Ironically, outlawing public spending on unemployment benefits would probably advance the cause of the long-term unemployed faster than retaining unemployment benefits at any level...

brodero said...

Scott...do I get the sense you want to make things sound a little worse?Can't wait to get the elections
over with so we can get back to discussing good old fashioned economic and market data.

Scott Grannis said...

No. I point out the bad side of things every now and then in order to explain why the recovery has been so disappointingly slow. When the reasons for a slow recovery are so often related to poor public policy (e.g., extending unemployment benefits, increasing transfer payments, bloated government spending), this opens the possibility of much stronger growth in the future if policies can be reversed. It would be so easy to fix things, and the results would be so dramatically good, that I find it very hard to understand why someone would not be bullish on the long-term future of the U.S. economy.

Bill said...

Scott,

When you see guys like Paul Krugman given unlimited air time to argue that more government spending is good and the reverse will kill the economy, and when such a large percentage of the population receives transfer payments and would like that to continue, I don't know how you can be that optimistic about the future. The fact that Obama is either tied or slightly ahead in most major polls with an unemployment rate over 8% and economic growth between 1-2% has got to tell you that the future is not very bright.

Dan said...

Shouldn't the long term unemployed be required to be in a retraining program to continue receiving benefits?

steve said...

bill hit it right on the head. obama SHOULD be way behind in polls. instead, he's ahead. the US is a NANNY state and voters will never vote away their dole.

William said...

Although there certainly are Liberal Democratic Congressmen and Senators, Barack Obama has proven to be a moderate only slightly Left of center compared to the historical positions of the Democratic Party.
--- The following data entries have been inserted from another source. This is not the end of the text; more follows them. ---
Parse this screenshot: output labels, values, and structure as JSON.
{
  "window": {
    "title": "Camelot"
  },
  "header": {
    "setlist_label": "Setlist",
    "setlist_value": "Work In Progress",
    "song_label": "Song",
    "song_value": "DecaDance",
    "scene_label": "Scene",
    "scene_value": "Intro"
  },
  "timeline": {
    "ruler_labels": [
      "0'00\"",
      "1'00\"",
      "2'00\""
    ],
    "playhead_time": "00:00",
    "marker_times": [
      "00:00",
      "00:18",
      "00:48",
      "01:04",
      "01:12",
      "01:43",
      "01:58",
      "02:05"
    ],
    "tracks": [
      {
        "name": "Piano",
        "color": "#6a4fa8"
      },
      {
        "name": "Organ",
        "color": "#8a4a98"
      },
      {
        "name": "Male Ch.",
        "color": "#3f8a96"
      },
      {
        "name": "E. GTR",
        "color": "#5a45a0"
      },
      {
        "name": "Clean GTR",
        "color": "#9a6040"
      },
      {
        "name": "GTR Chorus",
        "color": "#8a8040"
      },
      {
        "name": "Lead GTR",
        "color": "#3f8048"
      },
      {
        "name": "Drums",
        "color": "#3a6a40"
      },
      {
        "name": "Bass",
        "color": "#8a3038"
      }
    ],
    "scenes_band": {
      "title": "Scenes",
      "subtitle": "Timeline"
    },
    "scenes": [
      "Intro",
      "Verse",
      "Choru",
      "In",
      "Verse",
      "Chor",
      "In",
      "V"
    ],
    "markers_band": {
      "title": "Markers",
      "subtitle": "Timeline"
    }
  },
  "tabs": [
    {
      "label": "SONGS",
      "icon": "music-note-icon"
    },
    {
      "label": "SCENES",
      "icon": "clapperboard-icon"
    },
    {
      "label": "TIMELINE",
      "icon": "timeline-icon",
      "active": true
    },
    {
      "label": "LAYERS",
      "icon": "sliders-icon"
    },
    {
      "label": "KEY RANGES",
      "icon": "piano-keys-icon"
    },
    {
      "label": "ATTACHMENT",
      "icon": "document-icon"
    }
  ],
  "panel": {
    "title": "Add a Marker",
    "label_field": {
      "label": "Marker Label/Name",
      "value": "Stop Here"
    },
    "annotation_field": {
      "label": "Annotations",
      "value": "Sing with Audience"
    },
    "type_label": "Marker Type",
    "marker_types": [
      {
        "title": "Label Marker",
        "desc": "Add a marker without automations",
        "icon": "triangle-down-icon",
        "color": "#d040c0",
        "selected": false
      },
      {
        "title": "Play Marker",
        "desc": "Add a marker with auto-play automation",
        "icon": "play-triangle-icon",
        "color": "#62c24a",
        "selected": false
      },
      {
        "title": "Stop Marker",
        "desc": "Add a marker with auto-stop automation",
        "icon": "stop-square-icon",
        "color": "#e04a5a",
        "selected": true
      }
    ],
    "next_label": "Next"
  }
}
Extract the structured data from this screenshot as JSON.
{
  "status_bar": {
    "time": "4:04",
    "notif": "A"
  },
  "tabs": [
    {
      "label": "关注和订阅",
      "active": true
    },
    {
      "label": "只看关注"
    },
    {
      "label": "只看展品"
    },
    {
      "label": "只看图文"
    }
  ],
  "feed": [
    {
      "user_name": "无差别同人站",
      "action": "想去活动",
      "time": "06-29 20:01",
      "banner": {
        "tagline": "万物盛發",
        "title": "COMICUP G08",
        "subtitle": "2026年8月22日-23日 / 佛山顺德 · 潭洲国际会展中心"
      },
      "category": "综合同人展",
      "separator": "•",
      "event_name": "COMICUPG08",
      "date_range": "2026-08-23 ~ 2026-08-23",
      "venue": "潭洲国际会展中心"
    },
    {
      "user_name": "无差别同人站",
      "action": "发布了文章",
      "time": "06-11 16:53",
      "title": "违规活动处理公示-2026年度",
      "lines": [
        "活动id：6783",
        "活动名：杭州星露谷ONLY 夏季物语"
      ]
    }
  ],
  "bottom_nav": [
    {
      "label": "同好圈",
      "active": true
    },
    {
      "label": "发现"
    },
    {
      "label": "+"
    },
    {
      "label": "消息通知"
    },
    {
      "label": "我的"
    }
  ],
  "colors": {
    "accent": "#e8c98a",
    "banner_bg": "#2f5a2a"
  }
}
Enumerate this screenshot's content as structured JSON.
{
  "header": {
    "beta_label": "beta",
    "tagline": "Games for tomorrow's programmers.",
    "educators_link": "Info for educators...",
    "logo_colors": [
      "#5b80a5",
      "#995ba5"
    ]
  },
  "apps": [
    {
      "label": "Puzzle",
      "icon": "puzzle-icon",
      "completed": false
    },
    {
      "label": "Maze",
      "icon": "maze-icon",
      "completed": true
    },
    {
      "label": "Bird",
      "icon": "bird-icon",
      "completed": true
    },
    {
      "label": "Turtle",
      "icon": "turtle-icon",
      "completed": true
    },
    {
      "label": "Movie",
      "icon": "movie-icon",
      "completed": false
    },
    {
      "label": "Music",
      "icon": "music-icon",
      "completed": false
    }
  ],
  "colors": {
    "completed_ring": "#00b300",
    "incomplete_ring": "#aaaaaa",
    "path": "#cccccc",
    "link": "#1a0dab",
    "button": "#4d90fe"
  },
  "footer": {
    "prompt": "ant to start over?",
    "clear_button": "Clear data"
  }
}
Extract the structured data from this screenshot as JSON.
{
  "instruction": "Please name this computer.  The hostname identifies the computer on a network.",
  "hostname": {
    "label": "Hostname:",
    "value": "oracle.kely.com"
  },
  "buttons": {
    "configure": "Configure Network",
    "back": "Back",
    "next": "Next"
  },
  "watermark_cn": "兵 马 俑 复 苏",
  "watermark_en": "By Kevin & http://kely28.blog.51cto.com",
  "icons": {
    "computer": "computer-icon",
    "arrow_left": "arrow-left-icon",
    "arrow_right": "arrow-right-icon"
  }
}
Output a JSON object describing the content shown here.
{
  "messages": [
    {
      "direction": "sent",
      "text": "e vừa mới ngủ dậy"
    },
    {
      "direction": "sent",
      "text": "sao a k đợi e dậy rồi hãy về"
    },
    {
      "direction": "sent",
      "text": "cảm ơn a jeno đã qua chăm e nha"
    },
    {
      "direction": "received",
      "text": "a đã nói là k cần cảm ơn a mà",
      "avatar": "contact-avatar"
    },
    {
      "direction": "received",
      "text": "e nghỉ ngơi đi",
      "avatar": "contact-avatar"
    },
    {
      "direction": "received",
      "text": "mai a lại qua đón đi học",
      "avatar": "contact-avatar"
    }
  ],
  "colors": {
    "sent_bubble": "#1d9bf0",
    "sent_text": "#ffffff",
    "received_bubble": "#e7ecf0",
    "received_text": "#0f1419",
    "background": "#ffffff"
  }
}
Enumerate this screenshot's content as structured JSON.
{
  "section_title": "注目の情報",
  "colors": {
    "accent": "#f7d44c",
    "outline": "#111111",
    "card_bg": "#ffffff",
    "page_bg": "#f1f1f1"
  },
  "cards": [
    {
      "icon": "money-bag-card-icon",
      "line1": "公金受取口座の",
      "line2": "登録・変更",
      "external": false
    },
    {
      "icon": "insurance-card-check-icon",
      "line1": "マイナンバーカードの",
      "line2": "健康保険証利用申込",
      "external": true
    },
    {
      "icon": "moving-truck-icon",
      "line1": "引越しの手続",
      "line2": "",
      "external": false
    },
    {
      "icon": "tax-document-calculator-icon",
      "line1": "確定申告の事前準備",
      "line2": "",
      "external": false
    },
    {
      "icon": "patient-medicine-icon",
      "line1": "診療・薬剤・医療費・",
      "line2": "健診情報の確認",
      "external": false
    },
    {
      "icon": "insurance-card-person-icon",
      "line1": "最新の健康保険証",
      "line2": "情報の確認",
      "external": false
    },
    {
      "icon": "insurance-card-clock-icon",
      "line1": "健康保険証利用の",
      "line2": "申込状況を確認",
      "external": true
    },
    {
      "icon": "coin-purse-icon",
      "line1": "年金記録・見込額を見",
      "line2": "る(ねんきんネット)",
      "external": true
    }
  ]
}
Indeed, the whole country has shifted toward the Conservative - the Right - and free markets the past 30 years. Only if one is Extreme Right as many seem to have become does one perceive Obama as a hard LEFT a Socialist, etc.

I wouldn't be too concerned about the US becoming a Nanny state.

But government spending has risen and will rise because of the aging population, Social Security and Medicare expenditures - no doubt about it. They will be very difficult to control going forward as is Defense/ Intelligence / Homeland Security because of vested interests.

John said...

A lot of that "dole" goes to corporations with procurement contracts.

Under Bush, procurmeent spending rose consistently went from $232 billion in 2001 to $541 in 2008. It has declined slightly under Obama, earning him the label "antibusiness."